Pour le parti, qui lance sa campagne «pour l’autodétermination», la lutte pour la primauté du droit national sur le droit international est un moyen de défendre la volonté du peuple souverain

Pour marquer le lancement de leur campagne «pour l’autodétermination», les membres du comité d’initiative ont rivalisé d’éloquence pour défendre leur texte face aux journalistes. Thomas Minder, conseiller aux Etats affilié au groupe UDC, déclare que la «démocratie directe est notre place Maïdan ou Tahrir». La vice-présidente du parti, Céline Amaudruz, dénonce les accords internationaux comme une «prison juridique», voire une «bérézina démocratique».

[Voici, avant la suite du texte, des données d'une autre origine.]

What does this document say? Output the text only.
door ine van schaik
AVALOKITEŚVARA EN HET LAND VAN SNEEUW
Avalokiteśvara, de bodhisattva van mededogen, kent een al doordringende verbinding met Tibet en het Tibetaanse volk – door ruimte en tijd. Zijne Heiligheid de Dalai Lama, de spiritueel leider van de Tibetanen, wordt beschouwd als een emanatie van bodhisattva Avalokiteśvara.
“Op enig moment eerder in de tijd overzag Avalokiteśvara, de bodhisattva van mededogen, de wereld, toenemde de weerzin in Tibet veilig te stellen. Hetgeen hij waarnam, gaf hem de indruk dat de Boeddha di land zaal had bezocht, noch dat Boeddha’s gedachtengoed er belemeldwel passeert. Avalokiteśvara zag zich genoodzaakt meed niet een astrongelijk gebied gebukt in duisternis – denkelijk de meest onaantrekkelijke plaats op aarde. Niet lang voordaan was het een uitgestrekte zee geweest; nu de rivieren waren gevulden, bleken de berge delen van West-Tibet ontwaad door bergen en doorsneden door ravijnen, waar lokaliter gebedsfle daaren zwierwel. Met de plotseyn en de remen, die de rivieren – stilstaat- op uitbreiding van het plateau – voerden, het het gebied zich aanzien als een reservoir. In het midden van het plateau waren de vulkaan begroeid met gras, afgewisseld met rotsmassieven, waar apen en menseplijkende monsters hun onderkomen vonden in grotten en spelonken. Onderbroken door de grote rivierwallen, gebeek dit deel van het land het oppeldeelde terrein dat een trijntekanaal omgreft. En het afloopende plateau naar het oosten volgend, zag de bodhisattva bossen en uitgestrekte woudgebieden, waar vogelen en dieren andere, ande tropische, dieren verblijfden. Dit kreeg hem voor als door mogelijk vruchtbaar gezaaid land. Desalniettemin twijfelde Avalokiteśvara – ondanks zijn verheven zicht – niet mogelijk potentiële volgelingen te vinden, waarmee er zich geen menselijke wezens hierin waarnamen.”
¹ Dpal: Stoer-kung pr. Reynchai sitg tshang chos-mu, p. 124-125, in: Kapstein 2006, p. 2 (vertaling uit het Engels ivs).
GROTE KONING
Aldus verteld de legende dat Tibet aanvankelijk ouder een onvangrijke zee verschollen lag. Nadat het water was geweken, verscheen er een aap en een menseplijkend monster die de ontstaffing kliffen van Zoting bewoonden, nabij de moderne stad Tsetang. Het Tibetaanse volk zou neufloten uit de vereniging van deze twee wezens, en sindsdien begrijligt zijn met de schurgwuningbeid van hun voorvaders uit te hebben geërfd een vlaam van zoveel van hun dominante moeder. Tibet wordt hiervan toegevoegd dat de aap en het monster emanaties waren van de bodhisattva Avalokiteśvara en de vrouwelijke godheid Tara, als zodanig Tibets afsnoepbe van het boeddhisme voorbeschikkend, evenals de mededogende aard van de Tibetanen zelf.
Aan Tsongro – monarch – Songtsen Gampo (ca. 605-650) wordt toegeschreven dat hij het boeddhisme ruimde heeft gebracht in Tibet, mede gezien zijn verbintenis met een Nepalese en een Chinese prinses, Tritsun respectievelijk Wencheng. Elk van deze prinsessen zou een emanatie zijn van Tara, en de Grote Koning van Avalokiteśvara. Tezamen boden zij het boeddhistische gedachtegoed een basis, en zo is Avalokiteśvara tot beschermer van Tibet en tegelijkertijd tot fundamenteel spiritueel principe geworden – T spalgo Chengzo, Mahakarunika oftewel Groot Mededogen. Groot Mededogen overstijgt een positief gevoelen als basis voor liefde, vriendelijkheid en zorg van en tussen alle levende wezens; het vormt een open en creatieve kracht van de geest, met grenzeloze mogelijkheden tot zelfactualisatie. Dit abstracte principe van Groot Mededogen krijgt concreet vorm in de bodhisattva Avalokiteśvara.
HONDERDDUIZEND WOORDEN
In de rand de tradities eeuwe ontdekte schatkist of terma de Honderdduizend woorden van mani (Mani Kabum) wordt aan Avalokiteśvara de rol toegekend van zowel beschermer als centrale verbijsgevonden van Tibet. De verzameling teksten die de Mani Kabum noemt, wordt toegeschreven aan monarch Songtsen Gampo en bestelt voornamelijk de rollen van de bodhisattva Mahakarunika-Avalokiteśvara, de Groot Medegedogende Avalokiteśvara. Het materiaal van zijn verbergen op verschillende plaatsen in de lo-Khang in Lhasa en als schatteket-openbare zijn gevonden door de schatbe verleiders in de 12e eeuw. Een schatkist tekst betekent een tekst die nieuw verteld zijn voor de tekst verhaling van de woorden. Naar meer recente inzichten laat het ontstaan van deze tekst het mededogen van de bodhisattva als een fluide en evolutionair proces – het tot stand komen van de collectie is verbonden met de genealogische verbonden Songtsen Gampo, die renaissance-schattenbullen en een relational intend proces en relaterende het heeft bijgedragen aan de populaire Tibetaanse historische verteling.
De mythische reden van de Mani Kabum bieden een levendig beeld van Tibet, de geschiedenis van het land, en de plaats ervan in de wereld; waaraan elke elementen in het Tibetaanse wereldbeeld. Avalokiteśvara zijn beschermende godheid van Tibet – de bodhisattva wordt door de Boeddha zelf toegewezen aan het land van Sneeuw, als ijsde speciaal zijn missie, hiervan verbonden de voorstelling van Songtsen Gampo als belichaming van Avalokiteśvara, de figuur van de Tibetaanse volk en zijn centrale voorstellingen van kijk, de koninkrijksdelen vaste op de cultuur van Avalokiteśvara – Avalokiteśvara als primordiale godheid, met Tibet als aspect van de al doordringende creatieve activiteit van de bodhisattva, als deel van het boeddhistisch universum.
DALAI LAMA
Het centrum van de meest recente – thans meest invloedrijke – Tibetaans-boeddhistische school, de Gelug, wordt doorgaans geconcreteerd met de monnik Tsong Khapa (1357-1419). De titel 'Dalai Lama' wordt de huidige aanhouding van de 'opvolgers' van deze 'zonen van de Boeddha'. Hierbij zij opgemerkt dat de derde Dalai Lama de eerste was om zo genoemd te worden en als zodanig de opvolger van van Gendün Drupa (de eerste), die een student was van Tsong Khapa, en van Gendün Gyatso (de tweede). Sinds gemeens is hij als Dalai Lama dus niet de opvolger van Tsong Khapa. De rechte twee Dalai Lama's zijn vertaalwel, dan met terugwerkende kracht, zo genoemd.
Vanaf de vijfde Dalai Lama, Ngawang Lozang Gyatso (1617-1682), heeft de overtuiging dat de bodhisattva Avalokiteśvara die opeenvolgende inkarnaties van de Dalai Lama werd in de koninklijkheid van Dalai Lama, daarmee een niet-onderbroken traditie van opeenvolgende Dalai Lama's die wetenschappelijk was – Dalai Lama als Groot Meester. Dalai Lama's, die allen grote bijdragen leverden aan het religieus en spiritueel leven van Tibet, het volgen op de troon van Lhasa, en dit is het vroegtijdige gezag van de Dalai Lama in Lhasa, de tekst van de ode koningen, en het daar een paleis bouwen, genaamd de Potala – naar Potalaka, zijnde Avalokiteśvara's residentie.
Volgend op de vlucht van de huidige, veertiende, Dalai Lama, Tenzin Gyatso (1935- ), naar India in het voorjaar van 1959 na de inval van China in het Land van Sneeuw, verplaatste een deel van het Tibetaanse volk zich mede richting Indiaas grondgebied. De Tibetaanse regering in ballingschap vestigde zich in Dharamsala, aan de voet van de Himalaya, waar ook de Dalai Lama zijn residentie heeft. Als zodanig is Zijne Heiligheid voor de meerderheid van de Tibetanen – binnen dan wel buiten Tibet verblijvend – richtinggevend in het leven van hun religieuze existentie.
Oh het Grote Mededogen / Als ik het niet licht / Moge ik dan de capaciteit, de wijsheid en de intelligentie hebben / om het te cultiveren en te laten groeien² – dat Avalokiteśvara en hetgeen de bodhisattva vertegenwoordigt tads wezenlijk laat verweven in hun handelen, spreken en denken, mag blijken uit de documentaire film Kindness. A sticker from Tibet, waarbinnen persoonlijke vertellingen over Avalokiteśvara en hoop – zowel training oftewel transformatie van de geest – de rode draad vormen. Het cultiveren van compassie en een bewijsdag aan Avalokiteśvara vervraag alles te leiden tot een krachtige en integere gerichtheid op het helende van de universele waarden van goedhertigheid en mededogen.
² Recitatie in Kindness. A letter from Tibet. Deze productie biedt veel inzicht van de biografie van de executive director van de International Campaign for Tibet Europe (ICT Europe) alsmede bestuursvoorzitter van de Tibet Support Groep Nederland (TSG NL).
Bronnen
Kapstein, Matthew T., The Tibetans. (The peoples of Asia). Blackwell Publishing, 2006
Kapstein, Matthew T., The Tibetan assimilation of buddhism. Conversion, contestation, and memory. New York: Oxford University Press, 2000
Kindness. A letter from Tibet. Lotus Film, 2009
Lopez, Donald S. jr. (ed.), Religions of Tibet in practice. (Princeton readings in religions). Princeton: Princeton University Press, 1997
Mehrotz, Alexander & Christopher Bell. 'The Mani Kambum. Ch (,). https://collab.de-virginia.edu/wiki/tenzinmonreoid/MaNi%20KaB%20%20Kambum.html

Le conseiller national Thomas Matter, directeur de la campagne, assène que «le droit international est souvent négocié de manière antidémocratique». Hans-Ueli Vogt, professeur de droit à l’origine du texte que l’UDC propose aux Suisses le 25 novembre, reprend à son compte la formule de Johann Schneider-Ammann en parlant du «petit paradis» qu’est la Suisse grâce à la démocratie directe.

Une initiative aux conséquences incertaines

Dans leurs réponses aux questions de la presse, les élus de l’UDC ne s’écartent guère de leurs formules. Seul Hans-Ueli Vogt finit par se risquer au-delà de la rhétorique, lorsqu’il est interrogé sur les traités qui pourraient être mis en danger par un oui à l’initiative. Très peu de traités seraient remis en cause par l’initiative, contrairement à ce qu’a déclaré la conseillère fédérale Simonetta Sommaruga, soutient-il d’abord.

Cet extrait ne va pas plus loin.